Greenhouse gas emissions and how to wrestle them to the ground are key elements of the Paris climate summit, COP 21. The negotiations have an element of a poker game to them. Nations argue, cajole and connive based on the state of their own and other nations' emissions. There can be a powerful incentive for some to bluff, to lie and, so far, it has worked moderately well.
What to do with those countries, inevitably the major GHG emitters, who might have reason to fudge (downward) their own numbers? That's where a "spy in the sky" could come in.
Satellites that could monitor and track greenhouse gas emissions are under development.
Most estimates of greenhouse gas emissions are now based on calculations of energy use and other proxy data, rather than on-the-ground measurements, leaving a huge margin of error when nations submit their figures to the United Nations.
While space-based measurement is unlikely to be mentioned in any deal agreed by the nearly 200 countries negotiating in Paris, the European Union is leading a push for a universal system of measuring, reporting and verifying emissions data.
European and Japanese satellites have been monitoring overall carbon concentrations in the atmosphere since 2002, but calculating emissions at a national or local level is far harder.
For example, the margin of error for China, presumed to be the world's top carbon polluter, is greater than the entire carbon footprint of Europe, according to experts.
Earlier this year, new data showed that China had consumed substantially more coal in 2014 than earlier reported, causing big revisions to carbon calculations. An earlier report showed its carbon output between 2000 and 2013 was about 3 billion tonnes less than previously estimated.
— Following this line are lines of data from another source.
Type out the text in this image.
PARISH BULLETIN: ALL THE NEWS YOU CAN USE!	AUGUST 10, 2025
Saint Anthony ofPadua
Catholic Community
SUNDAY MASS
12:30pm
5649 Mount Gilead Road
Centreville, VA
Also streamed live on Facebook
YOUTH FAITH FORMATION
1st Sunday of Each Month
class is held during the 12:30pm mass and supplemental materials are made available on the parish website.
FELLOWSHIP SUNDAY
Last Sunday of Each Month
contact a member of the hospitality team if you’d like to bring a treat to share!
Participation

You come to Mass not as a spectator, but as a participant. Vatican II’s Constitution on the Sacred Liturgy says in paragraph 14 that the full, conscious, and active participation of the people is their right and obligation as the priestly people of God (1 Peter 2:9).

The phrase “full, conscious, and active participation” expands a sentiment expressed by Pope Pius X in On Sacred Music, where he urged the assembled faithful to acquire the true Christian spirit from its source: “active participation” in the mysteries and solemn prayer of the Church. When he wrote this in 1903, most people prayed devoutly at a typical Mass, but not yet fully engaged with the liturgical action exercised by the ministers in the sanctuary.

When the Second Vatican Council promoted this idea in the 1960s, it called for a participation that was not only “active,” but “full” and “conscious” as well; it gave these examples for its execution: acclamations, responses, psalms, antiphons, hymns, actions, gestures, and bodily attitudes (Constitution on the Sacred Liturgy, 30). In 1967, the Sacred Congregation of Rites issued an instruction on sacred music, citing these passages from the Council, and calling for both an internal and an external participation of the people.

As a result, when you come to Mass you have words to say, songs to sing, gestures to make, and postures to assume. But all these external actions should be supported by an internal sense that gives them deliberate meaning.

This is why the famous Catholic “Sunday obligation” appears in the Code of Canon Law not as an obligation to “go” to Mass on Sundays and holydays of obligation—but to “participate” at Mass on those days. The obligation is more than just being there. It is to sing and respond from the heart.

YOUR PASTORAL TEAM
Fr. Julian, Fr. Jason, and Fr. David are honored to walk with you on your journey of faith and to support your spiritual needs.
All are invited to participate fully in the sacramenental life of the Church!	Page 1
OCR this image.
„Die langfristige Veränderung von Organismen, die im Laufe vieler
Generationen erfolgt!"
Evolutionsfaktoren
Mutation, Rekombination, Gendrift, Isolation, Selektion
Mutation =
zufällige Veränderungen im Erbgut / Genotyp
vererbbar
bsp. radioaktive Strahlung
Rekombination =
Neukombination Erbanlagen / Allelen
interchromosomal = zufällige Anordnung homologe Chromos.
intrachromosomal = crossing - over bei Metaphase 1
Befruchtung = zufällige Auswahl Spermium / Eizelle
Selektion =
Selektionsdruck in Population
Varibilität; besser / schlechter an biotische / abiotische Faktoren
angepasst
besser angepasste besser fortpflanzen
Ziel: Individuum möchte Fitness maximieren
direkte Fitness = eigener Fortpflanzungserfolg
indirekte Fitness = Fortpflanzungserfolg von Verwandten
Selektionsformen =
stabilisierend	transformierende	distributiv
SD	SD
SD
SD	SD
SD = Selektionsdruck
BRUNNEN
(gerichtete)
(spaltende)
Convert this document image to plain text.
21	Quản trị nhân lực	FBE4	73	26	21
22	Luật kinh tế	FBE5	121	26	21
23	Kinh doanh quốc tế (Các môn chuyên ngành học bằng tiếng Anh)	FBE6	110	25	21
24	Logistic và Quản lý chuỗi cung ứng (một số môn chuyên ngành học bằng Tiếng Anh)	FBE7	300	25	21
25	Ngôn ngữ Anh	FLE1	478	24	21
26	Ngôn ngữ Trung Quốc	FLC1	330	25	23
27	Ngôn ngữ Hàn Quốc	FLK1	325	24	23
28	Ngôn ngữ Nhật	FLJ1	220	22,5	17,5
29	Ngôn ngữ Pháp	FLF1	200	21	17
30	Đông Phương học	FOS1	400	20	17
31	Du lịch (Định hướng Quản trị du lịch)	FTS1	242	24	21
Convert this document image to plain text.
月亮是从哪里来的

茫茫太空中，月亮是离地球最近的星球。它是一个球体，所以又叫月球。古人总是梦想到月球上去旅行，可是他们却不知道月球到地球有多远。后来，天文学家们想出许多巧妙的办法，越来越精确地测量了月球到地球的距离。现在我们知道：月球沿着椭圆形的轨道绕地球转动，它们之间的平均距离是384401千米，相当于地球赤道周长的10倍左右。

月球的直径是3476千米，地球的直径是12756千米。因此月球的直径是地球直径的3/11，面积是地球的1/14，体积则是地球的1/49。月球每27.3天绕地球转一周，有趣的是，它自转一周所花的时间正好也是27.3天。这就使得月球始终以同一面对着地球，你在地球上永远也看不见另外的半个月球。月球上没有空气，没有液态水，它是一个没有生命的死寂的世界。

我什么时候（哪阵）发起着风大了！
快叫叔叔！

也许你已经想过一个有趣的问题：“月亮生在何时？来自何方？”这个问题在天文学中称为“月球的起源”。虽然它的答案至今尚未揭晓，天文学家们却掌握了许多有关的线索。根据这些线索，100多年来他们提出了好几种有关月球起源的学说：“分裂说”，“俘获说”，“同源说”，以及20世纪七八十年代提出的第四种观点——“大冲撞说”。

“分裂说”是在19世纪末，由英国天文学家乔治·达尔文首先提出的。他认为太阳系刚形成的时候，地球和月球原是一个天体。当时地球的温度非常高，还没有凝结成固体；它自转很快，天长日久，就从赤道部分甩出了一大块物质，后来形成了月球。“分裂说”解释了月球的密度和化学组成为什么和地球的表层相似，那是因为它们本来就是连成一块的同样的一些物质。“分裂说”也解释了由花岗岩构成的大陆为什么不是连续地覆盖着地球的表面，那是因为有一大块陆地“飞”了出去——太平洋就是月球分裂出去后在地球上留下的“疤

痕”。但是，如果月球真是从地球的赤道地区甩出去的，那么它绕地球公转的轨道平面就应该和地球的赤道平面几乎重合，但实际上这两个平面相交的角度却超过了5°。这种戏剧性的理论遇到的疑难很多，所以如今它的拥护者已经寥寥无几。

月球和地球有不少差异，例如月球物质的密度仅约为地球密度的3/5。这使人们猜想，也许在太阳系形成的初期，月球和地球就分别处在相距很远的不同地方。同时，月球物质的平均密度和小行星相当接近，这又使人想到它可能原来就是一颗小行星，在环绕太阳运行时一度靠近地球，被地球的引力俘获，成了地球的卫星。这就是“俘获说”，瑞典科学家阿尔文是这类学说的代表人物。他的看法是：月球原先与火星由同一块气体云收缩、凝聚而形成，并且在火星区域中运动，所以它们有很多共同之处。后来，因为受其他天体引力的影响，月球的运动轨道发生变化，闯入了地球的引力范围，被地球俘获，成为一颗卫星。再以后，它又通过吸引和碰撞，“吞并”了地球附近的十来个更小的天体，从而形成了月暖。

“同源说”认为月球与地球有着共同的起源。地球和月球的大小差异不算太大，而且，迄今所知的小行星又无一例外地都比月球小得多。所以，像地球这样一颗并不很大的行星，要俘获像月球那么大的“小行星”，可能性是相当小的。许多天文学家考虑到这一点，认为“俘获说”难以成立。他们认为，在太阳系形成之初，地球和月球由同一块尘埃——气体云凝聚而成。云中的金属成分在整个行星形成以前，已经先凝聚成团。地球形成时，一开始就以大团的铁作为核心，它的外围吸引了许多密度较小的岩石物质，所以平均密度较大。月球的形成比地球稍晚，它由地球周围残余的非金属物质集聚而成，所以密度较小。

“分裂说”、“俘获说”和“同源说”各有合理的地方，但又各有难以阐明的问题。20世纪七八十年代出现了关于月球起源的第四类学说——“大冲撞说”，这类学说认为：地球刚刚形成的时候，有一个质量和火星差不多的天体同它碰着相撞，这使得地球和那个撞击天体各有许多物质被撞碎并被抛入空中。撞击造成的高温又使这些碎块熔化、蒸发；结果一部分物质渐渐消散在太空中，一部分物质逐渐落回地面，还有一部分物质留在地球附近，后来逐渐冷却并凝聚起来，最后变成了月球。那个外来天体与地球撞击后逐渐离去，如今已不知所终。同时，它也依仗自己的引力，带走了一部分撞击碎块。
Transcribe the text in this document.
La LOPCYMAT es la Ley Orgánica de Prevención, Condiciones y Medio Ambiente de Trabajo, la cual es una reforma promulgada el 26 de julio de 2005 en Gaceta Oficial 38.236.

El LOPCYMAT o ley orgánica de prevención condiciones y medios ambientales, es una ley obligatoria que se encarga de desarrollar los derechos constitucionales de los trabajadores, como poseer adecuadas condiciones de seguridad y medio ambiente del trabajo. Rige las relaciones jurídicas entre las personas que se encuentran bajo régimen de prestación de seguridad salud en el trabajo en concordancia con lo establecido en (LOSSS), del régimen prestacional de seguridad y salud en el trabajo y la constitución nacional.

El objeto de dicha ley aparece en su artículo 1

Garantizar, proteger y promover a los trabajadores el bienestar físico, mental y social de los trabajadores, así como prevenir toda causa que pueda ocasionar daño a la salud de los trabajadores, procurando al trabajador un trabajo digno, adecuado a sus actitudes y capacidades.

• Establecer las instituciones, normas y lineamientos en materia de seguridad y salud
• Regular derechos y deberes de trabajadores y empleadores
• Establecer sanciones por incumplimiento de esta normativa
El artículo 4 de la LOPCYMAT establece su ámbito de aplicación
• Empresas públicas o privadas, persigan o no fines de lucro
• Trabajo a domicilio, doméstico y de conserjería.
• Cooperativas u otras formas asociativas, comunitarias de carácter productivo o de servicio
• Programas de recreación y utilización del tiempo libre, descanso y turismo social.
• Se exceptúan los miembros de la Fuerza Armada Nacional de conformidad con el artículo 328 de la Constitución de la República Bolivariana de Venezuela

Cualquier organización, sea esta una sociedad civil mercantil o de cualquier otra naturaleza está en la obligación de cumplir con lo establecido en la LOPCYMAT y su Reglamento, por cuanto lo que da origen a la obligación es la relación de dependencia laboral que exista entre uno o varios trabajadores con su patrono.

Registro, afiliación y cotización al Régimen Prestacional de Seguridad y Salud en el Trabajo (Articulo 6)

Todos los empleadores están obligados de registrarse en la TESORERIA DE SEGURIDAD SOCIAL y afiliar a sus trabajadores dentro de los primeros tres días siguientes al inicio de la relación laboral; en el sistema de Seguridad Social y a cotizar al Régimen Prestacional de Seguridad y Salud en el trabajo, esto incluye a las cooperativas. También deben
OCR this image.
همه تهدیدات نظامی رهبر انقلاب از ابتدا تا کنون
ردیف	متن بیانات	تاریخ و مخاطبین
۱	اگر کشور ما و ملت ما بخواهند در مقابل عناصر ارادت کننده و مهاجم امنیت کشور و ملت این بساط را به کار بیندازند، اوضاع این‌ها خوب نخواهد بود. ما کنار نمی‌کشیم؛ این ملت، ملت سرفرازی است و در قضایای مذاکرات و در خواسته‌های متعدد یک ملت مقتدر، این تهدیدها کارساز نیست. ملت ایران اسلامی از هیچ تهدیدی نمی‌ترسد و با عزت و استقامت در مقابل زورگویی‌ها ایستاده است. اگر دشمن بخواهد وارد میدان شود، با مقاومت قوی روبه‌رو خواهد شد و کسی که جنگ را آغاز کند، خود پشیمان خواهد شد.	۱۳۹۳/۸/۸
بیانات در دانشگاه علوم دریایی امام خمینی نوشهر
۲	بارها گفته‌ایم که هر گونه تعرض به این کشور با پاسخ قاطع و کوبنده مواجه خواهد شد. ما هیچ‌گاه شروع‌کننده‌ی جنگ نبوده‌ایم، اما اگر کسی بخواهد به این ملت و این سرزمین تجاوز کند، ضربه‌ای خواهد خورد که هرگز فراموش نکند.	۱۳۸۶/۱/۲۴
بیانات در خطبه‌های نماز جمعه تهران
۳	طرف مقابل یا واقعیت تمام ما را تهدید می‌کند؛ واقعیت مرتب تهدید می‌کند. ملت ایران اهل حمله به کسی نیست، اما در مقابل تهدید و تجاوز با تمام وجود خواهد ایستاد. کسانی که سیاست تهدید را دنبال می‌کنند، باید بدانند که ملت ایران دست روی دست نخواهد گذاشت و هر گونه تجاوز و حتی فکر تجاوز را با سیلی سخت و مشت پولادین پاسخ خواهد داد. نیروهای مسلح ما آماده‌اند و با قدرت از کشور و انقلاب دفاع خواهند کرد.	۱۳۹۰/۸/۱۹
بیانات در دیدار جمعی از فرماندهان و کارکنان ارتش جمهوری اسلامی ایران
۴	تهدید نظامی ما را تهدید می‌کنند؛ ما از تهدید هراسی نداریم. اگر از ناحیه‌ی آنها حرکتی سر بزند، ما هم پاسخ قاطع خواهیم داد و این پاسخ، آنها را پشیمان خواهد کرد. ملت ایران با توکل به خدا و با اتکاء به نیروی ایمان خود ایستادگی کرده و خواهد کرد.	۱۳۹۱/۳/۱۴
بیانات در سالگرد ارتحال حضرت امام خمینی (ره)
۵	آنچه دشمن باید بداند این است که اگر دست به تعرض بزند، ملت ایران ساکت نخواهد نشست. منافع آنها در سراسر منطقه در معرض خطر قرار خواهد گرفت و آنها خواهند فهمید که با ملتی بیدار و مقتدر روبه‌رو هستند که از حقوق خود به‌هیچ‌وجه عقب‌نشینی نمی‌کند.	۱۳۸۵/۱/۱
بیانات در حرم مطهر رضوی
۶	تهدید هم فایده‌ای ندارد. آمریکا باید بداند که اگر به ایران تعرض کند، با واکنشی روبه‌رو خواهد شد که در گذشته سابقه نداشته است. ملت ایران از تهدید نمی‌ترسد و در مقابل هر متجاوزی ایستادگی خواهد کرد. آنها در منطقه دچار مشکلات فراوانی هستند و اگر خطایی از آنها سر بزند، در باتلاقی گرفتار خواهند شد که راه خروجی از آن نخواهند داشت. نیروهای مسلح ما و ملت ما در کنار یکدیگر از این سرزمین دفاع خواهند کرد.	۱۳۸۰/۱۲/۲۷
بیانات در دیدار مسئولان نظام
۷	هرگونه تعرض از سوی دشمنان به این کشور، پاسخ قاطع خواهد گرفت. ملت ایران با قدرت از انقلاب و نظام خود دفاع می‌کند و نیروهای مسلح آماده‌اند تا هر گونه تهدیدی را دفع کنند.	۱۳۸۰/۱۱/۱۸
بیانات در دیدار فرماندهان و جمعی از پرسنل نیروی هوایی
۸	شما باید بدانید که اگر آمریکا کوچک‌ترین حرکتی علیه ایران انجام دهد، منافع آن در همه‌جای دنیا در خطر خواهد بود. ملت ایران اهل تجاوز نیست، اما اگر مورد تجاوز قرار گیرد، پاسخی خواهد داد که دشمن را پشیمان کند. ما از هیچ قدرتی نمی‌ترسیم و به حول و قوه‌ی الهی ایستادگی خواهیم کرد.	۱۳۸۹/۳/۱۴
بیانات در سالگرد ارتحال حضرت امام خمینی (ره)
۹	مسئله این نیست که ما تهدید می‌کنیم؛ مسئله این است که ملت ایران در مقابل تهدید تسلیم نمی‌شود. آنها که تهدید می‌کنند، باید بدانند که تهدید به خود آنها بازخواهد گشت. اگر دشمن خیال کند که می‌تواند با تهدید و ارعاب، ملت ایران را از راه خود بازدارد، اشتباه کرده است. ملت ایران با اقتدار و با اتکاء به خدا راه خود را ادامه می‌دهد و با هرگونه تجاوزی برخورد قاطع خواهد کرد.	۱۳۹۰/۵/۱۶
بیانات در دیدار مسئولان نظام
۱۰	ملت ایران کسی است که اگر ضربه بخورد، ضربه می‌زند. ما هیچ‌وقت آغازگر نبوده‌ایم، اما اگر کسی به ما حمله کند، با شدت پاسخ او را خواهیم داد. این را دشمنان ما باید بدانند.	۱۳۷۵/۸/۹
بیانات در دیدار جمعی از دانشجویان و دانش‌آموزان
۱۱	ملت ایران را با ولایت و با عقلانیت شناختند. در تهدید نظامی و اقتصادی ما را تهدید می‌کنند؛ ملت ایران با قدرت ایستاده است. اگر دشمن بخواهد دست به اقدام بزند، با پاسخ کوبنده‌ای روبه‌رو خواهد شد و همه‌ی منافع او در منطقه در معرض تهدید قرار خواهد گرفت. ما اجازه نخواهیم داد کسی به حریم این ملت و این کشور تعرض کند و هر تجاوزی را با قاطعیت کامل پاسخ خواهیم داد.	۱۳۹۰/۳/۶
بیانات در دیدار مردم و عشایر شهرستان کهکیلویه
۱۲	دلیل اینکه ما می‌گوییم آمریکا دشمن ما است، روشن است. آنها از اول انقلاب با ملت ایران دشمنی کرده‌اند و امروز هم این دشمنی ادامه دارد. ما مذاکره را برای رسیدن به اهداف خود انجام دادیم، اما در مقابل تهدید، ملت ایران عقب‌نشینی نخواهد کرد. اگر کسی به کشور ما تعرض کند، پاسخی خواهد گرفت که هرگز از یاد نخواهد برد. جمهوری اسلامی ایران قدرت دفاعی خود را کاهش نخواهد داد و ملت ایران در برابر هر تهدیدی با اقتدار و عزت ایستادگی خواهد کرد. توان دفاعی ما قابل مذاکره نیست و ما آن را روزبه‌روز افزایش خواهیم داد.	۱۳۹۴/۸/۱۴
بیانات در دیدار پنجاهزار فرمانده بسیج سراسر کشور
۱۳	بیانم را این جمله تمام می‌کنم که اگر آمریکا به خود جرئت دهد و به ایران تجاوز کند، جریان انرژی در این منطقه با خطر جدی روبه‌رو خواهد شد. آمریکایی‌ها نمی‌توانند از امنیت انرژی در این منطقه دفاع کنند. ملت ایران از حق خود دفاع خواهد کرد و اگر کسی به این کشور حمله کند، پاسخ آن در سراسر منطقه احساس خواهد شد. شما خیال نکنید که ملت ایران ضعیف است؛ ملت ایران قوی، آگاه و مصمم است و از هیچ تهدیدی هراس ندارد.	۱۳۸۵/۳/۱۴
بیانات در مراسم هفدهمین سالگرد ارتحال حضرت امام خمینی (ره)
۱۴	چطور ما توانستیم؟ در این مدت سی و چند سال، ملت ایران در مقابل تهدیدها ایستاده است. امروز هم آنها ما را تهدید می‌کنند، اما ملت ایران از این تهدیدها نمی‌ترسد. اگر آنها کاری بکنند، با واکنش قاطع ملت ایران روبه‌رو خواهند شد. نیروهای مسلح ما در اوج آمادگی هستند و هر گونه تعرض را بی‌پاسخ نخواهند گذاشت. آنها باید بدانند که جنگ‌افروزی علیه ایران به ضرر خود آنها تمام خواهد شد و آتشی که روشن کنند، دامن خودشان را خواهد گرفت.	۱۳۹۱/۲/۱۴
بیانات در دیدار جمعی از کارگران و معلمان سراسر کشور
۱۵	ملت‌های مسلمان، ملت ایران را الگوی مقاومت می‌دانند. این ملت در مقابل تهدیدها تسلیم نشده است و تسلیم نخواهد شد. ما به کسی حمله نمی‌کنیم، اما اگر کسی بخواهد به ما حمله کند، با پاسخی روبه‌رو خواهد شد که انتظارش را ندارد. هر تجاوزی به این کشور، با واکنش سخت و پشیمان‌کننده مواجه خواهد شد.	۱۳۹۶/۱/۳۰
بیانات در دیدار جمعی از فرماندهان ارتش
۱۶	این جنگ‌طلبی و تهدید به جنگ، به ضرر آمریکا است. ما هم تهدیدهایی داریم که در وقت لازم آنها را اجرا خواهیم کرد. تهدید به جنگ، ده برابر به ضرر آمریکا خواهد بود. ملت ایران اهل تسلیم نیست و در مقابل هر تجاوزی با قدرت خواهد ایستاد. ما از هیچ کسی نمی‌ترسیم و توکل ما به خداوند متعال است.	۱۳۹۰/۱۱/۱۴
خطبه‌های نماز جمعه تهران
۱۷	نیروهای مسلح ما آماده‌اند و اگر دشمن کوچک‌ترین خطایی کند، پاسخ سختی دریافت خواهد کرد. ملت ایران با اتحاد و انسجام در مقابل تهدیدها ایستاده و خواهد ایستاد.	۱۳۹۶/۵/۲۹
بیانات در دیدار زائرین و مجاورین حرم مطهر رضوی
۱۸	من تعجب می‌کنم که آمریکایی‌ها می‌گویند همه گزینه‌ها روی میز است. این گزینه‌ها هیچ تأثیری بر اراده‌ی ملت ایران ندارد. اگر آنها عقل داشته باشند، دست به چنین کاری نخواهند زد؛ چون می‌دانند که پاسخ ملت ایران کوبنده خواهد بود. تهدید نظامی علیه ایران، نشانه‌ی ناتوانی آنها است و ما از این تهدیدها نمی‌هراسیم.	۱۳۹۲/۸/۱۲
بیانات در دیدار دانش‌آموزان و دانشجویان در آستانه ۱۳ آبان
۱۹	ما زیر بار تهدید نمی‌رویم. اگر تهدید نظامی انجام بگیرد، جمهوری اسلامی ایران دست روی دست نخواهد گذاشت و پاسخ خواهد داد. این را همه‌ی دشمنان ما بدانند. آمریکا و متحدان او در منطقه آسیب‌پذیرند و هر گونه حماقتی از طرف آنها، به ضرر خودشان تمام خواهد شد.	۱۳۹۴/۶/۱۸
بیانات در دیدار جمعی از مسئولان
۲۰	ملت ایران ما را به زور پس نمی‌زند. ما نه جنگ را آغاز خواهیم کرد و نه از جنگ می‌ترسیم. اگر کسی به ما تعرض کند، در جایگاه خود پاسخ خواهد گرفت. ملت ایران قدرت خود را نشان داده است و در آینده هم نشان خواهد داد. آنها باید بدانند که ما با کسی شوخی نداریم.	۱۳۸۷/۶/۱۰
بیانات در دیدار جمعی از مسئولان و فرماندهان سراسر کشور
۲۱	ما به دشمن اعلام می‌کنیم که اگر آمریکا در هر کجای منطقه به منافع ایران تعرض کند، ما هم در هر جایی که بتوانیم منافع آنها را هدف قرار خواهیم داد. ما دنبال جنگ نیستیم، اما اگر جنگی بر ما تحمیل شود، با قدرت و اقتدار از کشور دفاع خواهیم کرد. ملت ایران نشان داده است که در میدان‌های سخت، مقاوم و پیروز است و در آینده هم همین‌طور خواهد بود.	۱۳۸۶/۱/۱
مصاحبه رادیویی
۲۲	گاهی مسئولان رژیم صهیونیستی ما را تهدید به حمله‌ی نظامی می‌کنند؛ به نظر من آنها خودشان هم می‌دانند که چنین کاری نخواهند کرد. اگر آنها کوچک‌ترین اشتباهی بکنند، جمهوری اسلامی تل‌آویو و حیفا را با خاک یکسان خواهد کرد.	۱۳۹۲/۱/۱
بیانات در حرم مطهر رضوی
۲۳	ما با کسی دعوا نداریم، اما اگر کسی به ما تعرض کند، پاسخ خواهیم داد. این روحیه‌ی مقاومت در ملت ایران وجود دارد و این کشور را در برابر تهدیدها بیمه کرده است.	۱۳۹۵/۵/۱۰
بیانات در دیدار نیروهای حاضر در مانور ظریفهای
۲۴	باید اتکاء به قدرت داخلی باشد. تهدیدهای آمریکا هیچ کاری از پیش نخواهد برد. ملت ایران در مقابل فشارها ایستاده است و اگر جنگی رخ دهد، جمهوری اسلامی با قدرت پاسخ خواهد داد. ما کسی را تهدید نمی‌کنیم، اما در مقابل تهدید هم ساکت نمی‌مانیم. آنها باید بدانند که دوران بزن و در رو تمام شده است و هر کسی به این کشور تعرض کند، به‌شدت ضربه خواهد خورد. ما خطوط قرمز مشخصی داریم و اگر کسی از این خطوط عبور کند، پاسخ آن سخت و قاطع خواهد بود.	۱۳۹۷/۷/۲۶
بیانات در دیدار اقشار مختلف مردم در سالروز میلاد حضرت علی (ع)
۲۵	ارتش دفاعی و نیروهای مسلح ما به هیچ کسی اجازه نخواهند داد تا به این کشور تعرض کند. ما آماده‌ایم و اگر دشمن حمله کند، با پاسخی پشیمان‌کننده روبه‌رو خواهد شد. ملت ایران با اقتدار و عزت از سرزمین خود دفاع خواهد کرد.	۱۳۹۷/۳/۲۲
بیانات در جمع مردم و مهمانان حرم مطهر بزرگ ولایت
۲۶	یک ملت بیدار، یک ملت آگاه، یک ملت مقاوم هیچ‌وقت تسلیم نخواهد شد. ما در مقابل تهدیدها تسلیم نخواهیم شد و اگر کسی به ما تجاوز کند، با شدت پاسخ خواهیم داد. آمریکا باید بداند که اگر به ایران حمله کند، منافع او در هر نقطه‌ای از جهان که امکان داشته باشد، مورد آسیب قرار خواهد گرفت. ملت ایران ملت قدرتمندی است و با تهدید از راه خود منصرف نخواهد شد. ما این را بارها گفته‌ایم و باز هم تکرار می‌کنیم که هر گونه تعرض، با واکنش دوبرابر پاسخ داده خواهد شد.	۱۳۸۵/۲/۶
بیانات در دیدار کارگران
The US National Aeronautics and Space Administration (NASA), launched its first satellite to measure atmospheric CO₂ in July last year.
The challenge now is to convert the images – which pick up carbon concentrations in the form of yellow, orange, and red blobs – into emissions data, Steven Pawson, chief of the Global Modelling and Assimilation Office at NASA's Goddard Space Flight Centre, said.
NASA scientist Lesley Ott said that the satellite, named OCO-2, also showed there was potential to zoom into urban areas to record carbon pollution. A new device with that capability, OCO-3, has been developed for use on the International Space Station, but has been delayed by budget constraints, she said.
It would be a huge advance to have verifiable emissions numbers for major emissions sources such as the Athabasca Tar Sands, or Christy Clark's 'out of sight/out of mind' natural gas development in northern British Columbia, or America's gas fracking fields. It would also be a canary in the coal mine to have accurate, timely data on feedback loops such as the discharge of seabed methane or the methane and CO2 emissions from tundra fires and the thawing permafrost beneath.
The sooner, the better. Knowledge is power. In this case it could be the power to survive.
PHOTO: An artist's depiction of NASA's "Afternoon Constellation" or "A-Train" comprising five Earth-observing satellites. Last year, OCO2, NASA's Orbiting Carbon Observatory was added to the A-Train.
1 comment:
Let's hope the technology comes online soon, Mound. There is no time to lose.